Here Dr McCormick explores the journey to developing this innovative new technology:

The quality and maintenance of infrastructure such as bridges and tunnels are informed by inspection. Outside of the factory, most inspection has traditionally been through manual visual inspection - a technique, which is subjective, time consuming, often inaccurate and can put people in hazardous situations. However, this practice is well established and in safety critical infrastructure inspection it is often the only solution that satisfies current safety cases. For ‘in factory’ or ‘as built’, this technique is relatively easy, however, for aged or modified structures such as bridges and tunnels, it is more difficult.

As you can see, manual visual inspection hasn’t changed much over the last 50 years when assessing bridges and tunnels

The NPL’s ‘Spot the Difference’ solution aims to help resolve the issues discussed. The first step is to capture an image for a specific application, which will provide us with baseline data and then the second step is to capture an image of the application at a future date. The two images are then compared to identify any changes, which for maintained infrastructure are - localised and fairly small. We then use business rules to score those changes and then present the highest scoring changes to a trained inspector, ignoring the larger areas where there are no significant changes. The image below helps to show this pixel by pixel comparison of how the ‘Spot the Difference’ technology works. This method has many benefits including; reducing inspection load dramatically, detecting very small changes and moving inspectors out of potentially hazardous situations.

We can now compare one image against another, block by block at the pixel level, to identify changes

There are alternative techniques like using Machine Learning to identify objects and analyse if those objects have moved or changed. However, this is hard to achieve and even more difficult to write a safety case for. NPL’s ‘Spot the Difference’ is based on augmented manual inspection, which is a well-established technique and works extremely well for very complex environments with small changes, which is the case for most asset inspection scenarios.

Using this method, we have used fixed, moving and robotically carried cameras for various applications including; nuclear waste storage, in rail tunnel examination and civil infrastructure measurement. There are several applications to exploit this technology, one example is security. Using this technique, we’ve been able to identify footprints within a tunnel which even highly trained inspectors were not able to detect.

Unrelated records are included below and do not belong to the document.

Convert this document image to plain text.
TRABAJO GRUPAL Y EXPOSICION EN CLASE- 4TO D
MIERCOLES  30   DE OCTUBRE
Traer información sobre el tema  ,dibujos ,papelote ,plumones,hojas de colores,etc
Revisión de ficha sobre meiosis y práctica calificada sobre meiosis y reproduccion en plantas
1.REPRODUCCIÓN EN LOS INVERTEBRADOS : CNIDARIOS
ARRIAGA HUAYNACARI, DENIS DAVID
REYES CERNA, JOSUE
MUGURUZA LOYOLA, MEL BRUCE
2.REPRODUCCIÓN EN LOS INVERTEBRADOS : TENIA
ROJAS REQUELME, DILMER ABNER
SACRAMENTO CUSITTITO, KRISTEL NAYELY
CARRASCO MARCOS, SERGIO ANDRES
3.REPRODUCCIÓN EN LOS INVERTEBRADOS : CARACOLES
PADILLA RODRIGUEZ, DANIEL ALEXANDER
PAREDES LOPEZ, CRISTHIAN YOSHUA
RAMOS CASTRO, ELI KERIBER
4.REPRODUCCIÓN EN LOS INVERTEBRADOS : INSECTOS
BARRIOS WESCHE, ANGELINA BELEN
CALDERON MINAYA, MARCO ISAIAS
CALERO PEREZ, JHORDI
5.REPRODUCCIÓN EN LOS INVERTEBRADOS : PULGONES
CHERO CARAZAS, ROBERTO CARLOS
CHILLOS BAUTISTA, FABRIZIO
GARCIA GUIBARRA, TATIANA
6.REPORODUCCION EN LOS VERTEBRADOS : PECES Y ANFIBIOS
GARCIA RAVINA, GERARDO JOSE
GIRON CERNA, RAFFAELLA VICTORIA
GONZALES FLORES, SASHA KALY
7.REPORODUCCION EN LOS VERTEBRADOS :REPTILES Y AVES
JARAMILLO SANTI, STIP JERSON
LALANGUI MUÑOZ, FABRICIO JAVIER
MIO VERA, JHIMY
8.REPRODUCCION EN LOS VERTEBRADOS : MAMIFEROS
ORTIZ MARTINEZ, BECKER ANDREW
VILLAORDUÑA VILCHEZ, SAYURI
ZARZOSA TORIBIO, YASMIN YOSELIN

An example of an autonomous robotically carried camera designed for hazardous pressure vessel internal inspection

We are now developing a portable version of the technology, which will use a smart phones’ camera and embodies much of our experience in capturing and processing images. This approach, using everyday consumer technology, opens up the opportunities for a whole host of new applications, which could include, resolving disputes on car hire damage, goods shipped via auction sites, or damage to houses from rental or construction.

The ‘spot the difference’ technology could be used on smartphones to identify changes, in for example safety related assets. Areas of change are outlined in purple in the “before” and “after” images which highlights the efforts at tampering.